Manning seeks dismissal of some charges in trial

The US soldier who admitted to leaking a trove of secret documents to WikiLeaks will ask a military judge Monday to dismiss some charges against him in his espionage trial, a legal officer said.

Defense lawyers are scheduled to begin presenting the case for Bradley Manning on Monday but first plan to file motions arguing the prosecution has failed to back up four charges, a military officer told reporters on condition of anonymity.

Manning, 25, has admitted to giving WikiLeaks more than 700,000 secret military intelligence files and diplomatic cables in the worst leak of classified information in American history.

But he is contesting 21 charges, including the most serious count that he "aided the enemy" by funnelling the files to the anti-secrecy website.

The prosecution rested its case last week but suffered an embarrassing setback after acknowledging the military had lost the contract Manning signed laying out the terms of his access to classified information.

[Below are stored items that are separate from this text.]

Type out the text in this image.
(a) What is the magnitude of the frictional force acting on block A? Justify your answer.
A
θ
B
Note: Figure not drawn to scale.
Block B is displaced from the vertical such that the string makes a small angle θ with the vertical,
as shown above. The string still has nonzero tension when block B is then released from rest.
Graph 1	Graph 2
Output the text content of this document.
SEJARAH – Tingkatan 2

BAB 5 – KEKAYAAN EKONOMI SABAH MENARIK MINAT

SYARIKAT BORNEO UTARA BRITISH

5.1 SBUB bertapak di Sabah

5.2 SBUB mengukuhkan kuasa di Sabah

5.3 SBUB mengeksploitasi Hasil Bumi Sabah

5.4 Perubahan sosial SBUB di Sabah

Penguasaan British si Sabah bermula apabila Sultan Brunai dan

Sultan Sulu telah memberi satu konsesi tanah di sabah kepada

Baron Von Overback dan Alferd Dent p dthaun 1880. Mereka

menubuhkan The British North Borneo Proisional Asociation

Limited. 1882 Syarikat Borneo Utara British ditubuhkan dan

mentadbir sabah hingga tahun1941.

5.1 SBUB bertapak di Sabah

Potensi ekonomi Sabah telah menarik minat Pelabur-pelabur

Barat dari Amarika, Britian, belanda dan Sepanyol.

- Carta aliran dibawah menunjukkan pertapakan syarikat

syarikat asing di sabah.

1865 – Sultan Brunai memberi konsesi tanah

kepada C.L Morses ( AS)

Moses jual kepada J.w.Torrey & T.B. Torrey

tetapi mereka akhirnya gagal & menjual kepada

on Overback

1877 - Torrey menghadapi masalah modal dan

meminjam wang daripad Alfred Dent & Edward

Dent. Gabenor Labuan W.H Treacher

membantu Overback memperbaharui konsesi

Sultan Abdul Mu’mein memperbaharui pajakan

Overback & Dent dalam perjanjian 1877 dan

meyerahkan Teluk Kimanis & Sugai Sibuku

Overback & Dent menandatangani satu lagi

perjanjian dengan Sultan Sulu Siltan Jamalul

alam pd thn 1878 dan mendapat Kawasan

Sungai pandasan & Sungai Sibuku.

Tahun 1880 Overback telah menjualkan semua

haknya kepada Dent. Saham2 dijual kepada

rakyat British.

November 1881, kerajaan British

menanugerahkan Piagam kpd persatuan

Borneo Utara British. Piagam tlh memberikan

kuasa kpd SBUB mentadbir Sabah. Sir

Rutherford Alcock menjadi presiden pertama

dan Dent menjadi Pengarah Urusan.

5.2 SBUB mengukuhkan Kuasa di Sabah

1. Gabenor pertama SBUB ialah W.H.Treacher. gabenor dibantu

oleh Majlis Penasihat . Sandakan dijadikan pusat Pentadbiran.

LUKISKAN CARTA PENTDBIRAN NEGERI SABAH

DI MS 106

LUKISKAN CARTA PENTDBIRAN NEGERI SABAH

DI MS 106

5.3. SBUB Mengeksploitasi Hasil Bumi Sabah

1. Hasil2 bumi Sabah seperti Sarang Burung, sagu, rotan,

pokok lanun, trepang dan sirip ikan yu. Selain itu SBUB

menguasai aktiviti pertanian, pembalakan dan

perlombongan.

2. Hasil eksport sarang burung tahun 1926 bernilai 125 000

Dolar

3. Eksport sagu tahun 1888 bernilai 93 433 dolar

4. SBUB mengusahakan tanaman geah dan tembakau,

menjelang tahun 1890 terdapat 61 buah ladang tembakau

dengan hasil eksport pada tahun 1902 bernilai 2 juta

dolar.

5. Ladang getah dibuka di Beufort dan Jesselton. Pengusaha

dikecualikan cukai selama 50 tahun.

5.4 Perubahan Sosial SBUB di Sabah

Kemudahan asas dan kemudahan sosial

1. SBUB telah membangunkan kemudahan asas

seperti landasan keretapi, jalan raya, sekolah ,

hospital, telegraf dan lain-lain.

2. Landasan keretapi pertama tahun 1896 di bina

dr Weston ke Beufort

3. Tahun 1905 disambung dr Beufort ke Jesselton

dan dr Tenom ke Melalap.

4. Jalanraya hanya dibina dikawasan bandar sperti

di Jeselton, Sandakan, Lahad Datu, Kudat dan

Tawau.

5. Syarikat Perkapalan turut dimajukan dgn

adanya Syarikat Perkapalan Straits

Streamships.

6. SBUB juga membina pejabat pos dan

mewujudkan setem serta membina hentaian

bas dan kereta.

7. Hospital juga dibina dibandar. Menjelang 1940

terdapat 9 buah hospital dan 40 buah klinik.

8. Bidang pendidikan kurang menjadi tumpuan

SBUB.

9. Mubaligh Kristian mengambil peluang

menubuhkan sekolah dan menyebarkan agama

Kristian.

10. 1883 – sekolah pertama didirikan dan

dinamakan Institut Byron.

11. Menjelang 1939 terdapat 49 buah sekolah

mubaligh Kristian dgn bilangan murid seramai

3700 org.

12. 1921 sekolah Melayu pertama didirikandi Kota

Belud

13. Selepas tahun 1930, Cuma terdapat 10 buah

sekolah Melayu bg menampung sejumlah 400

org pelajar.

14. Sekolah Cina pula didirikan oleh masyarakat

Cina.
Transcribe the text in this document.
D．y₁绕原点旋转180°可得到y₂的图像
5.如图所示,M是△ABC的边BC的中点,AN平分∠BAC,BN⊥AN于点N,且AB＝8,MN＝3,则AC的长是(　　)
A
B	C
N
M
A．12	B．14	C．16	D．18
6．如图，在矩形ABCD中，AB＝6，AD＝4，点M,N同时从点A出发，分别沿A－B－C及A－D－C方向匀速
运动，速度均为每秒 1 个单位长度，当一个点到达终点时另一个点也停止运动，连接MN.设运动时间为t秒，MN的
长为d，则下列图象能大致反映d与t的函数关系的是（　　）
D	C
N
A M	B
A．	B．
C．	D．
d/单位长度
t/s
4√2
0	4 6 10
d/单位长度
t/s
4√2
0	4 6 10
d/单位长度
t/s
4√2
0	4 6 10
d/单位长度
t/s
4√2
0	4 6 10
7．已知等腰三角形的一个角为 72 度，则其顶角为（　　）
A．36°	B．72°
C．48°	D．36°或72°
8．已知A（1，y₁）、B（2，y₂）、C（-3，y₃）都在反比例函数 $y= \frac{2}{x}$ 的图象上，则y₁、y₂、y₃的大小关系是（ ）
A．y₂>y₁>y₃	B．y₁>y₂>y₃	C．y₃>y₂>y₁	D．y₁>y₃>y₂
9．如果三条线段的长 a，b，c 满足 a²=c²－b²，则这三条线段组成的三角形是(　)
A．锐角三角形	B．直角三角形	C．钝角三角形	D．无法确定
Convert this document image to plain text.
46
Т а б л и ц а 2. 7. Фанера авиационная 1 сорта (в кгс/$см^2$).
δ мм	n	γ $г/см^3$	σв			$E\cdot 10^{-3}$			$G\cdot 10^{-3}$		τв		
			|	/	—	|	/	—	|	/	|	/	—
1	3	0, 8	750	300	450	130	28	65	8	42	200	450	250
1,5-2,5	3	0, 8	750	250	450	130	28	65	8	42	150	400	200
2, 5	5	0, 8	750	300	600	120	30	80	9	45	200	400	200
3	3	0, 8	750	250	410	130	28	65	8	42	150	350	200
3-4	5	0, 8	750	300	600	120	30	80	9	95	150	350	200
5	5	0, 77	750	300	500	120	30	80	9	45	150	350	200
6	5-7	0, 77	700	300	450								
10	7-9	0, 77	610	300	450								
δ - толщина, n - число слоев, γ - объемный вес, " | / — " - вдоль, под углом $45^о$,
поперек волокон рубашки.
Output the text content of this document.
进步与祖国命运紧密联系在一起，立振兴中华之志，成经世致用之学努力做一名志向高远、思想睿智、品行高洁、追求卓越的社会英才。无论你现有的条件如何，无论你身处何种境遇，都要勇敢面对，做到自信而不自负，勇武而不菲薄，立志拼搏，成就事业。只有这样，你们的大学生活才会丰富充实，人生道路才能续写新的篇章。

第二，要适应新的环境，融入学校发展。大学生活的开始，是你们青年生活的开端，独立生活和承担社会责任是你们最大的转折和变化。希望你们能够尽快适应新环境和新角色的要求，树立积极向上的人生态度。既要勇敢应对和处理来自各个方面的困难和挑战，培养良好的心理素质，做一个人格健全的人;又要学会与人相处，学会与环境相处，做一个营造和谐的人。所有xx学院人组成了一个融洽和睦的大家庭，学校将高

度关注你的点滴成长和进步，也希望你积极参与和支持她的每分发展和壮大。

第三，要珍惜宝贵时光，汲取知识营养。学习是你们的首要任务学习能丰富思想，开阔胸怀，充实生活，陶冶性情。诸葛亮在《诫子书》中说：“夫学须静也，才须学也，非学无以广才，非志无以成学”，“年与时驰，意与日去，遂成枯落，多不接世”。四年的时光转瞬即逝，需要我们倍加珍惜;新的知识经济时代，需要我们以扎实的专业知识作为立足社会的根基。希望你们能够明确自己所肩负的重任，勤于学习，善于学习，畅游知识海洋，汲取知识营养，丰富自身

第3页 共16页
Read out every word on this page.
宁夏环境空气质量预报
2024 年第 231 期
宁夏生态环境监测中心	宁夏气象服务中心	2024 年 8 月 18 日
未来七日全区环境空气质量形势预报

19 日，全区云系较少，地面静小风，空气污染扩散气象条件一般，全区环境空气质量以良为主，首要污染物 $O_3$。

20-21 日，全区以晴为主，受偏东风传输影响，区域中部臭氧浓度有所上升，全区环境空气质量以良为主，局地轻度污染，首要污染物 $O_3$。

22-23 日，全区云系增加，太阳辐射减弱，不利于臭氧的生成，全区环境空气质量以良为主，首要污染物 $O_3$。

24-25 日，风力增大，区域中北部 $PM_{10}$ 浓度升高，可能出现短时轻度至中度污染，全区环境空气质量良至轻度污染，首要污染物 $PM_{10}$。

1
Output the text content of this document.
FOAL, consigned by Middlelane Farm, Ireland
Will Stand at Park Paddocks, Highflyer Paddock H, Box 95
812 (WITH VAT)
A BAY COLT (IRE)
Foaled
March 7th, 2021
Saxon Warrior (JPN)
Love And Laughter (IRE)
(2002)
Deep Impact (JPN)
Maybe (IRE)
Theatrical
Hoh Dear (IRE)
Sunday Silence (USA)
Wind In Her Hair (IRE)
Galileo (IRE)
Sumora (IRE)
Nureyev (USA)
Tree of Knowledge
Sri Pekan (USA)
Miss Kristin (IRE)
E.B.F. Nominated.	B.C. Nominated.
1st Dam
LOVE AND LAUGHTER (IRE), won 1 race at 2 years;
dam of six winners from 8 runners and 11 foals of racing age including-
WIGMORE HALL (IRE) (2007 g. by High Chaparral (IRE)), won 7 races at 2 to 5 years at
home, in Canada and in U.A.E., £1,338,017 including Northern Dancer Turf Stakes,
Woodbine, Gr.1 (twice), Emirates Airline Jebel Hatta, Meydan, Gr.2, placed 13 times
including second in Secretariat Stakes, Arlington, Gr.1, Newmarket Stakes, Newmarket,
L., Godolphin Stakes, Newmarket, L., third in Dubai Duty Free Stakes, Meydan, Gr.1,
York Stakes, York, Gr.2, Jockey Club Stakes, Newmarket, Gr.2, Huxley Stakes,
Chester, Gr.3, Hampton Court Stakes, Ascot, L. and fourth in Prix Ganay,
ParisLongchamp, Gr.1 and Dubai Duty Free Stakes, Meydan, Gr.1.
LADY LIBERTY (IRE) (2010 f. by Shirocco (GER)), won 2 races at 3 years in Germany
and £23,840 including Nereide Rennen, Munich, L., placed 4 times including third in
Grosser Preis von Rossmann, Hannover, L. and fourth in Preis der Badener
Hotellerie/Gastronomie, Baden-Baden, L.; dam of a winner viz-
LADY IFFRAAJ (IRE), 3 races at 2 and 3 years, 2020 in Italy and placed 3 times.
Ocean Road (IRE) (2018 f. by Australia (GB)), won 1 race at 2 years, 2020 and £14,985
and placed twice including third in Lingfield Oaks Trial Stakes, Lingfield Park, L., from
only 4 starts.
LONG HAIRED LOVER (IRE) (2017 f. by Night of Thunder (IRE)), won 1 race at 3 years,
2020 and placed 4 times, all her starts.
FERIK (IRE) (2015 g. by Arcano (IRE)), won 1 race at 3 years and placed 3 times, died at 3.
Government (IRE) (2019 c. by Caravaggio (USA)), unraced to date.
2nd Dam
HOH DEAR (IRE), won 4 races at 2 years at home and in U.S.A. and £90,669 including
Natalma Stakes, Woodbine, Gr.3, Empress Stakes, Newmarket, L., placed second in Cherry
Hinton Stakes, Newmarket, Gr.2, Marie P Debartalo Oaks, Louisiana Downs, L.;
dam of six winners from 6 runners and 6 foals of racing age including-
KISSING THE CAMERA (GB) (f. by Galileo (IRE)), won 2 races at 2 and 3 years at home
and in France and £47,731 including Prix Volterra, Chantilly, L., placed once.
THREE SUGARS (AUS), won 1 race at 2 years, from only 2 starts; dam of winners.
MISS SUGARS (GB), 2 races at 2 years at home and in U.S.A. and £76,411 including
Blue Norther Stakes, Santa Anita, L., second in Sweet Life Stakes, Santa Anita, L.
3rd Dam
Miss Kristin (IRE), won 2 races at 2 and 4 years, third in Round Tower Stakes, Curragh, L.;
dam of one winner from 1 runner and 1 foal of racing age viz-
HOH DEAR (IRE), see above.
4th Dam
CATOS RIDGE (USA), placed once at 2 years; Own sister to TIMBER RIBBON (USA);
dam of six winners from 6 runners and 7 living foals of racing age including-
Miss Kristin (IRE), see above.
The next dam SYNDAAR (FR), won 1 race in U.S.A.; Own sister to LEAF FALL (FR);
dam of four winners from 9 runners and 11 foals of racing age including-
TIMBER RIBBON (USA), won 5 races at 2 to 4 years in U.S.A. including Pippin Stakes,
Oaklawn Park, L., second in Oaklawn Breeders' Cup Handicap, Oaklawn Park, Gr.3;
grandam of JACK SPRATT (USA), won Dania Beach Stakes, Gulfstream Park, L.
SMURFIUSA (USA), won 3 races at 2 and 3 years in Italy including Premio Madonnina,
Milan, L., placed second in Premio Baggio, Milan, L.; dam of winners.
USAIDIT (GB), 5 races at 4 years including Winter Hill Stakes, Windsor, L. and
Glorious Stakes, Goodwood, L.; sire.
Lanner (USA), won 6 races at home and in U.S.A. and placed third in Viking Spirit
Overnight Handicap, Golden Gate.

Manning's defense lawyers are likely to argue for a dismissal of computer fraud charges due to the missing contract, which governed his access to secret files on his work computer in Iraq.

With the trial entering its sixth week, Manning's lawyers announced the first 10 witnesses that will be called to the stand, as they seek to counter the prosecution's portrayal of him as a traitor who knew his leaks could help Al-Qaeda.

One of the witnesses due to appear is retired Colonel Morris Davis, a former prosecutor of terror suspects for military tribunals at the "War on Terror" prison at Guantanamo Bay, Cuba.

Davis has since turned into a critic of how the US government prosecutes and detains suspected militants linked to Al-Qaeda.

Another witness due to testify is Lauren McNamara, a civilian who reportedly chatted with Manning online in 2009.

Defense lawyer David Coombs has previously described Manning as a "naive" but well-intentioned soldier, who wanted to inform the public about US foreign policy and the conduct of the wars in Iraq and Afghanistan.

If convicted of "aiding the enemy," Manning could face a maximum sentence of life in prison.

Manning's case has taken on added importance in the aftermath of another round of bombshell leaks from a former contractor for the National Security Agency.

Edward Snowden fled to Hong Kong and later to Moscow after handing over documents to the media uncovering far-reaching electronic surveillance of phone records and Internet traffic.